For the first six months of 2012, Post daily and Sunday circulation declined 9.3 percent and 6.1 percent, respectively, compared with a year earlier. Average daily circulation at The Washington Post totaled 482,100 and Sunday circulation was 699,900, according to the statement.
Online-publishing revenue, which primarily includes Washington Post and Slate digital advertising sales, rose 8 percent to $26.3 million in the quarter compared with a year earlier, the company said.
The company recorded $8.4 million in restructuring charges at the Kaplan education and newspaper units. Revenue in the education division dropped 9 percent to $558.4 million in the quarter.
Advertising sales at the company’s flagship newspaper declined 15 percent to $56.7 million, as the broader industry continues to suffer declines in print advertising. To create new sources of revenue, the company has been working to develop digital technology, such as social-marketing tools, through its research and development unit WaPo Labs, Doctor said.

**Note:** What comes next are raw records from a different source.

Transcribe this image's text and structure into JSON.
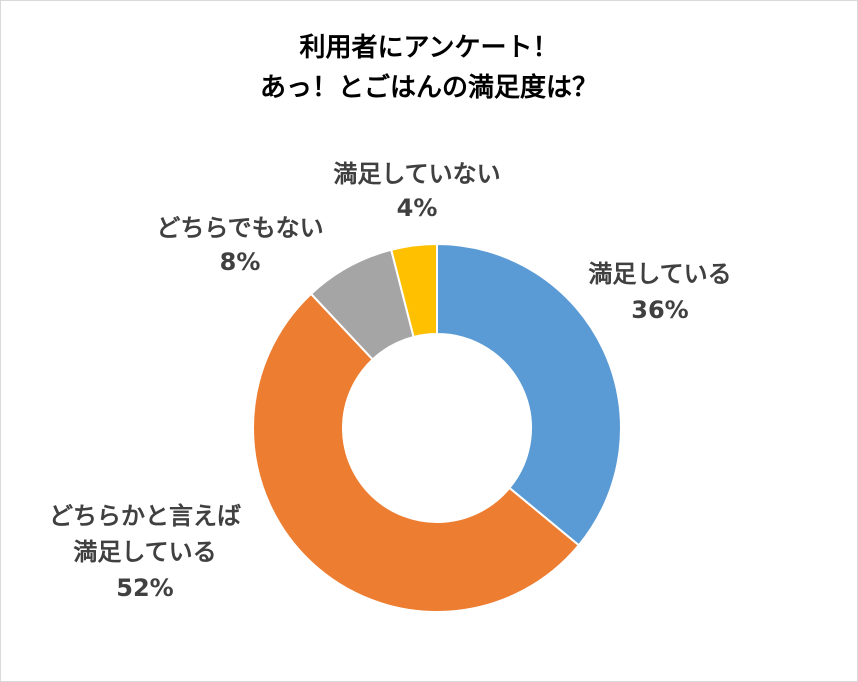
{
  "chart_data": {
    "type": "pie",
    "title_lines": [
      "利用者にアンケート！",
      "あっ！とごはんの満足度は？"
    ],
    "series": [
      {
        "label_lines": [
          "満足している"
        ],
        "value": 36,
        "value_label": "36%",
        "color": "#5B9BD5"
      },
      {
        "label_lines": [
          "どちらかと言えば",
          "満足している"
        ],
        "value": 52,
        "value_label": "52%",
        "color": "#ED7D31"
      },
      {
        "label_lines": [
          "どちらでもない"
        ],
        "value": 8,
        "value_label": "8%",
        "color": "#A5A5A5"
      },
      {
        "label_lines": [
          "満足していない"
        ],
        "value": 4,
        "value_label": "4%",
        "color": "#FFC000"
      }
    ]
  }
}
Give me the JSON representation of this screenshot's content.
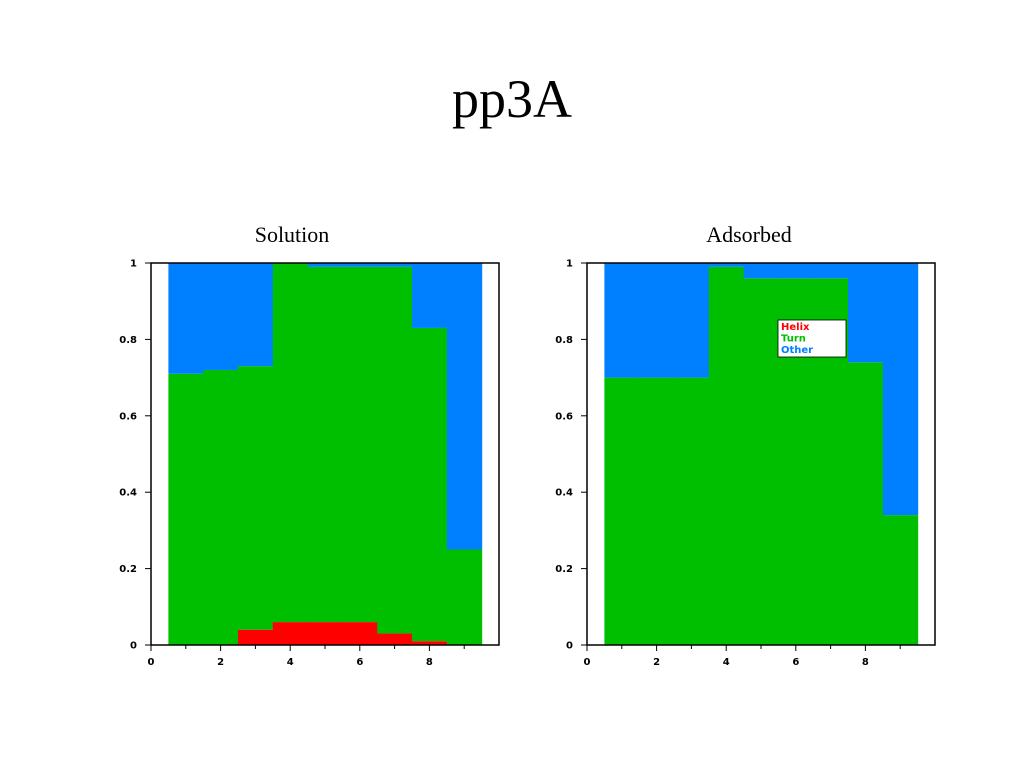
{
  "slide": {
    "title": "pp3A"
  },
  "chart_data": [
    {
      "type": "bar",
      "stacked": true,
      "title": "Solution",
      "xlabel": "",
      "ylabel": "",
      "x": [
        1,
        2,
        3,
        4,
        5,
        6,
        7,
        8,
        9
      ],
      "xlim": [
        0,
        10
      ],
      "ylim": [
        0,
        1
      ],
      "xticks": [
        "0",
        "2",
        "4",
        "6",
        "8"
      ],
      "yticks": [
        "0",
        "0.2",
        "0.4",
        "0.6",
        "0.8",
        "1"
      ],
      "legend_position": "none",
      "series": [
        {
          "name": "Helix",
          "color": "#ff0000",
          "values": [
            0,
            0,
            0.04,
            0.06,
            0.06,
            0.06,
            0.03,
            0.01,
            0
          ]
        },
        {
          "name": "Turn",
          "color": "#00bf00",
          "values": [
            0.71,
            0.72,
            0.69,
            0.94,
            0.93,
            0.93,
            0.96,
            0.82,
            0.25
          ]
        },
        {
          "name": "Other",
          "color": "#007fff",
          "values": [
            0.29,
            0.28,
            0.27,
            0,
            0.01,
            0.01,
            0.01,
            0.17,
            0.75
          ]
        }
      ]
    },
    {
      "type": "bar",
      "stacked": true,
      "title": "Adsorbed",
      "xlabel": "",
      "ylabel": "",
      "x": [
        1,
        2,
        3,
        4,
        5,
        6,
        7,
        8,
        9
      ],
      "xlim": [
        0,
        10
      ],
      "ylim": [
        0,
        1
      ],
      "xticks": [
        "0",
        "2",
        "4",
        "6",
        "8"
      ],
      "yticks": [
        "0",
        "0.2",
        "0.4",
        "0.6",
        "0.8",
        "1"
      ],
      "legend_position": "top-right",
      "series": [
        {
          "name": "Helix",
          "color": "#ff0000",
          "values": [
            0,
            0,
            0,
            0,
            0,
            0,
            0,
            0,
            0
          ]
        },
        {
          "name": "Turn",
          "color": "#00bf00",
          "values": [
            0.7,
            0.7,
            0.7,
            0.99,
            0.96,
            0.96,
            0.96,
            0.74,
            0.34
          ]
        },
        {
          "name": "Other",
          "color": "#007fff",
          "values": [
            0.3,
            0.3,
            0.3,
            0.01,
            0.04,
            0.04,
            0.04,
            0.26,
            0.66
          ]
        }
      ]
    }
  ]
}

Profit attributable to common shareholders rose 14 percent to $51.8 million or $6.84 a share, from $45.6 million or $5.74 a share a year earlier.
Washington Post said on July 31 it sold Avenue100 Media Solutions to a management group. It didn’t disclose terms for the sale of the marketing firm, which it acquired in 2007.
Buffett’s Berkshire Hathaway Inc. (BRK/A) is the company’s largest shareholder, with a 27 percent stake, according to data compiled by Bloomberg.
Washington Post shares fell less than 1 percent to $330.29 at the close in New York. The stock has declined 12 percent this year.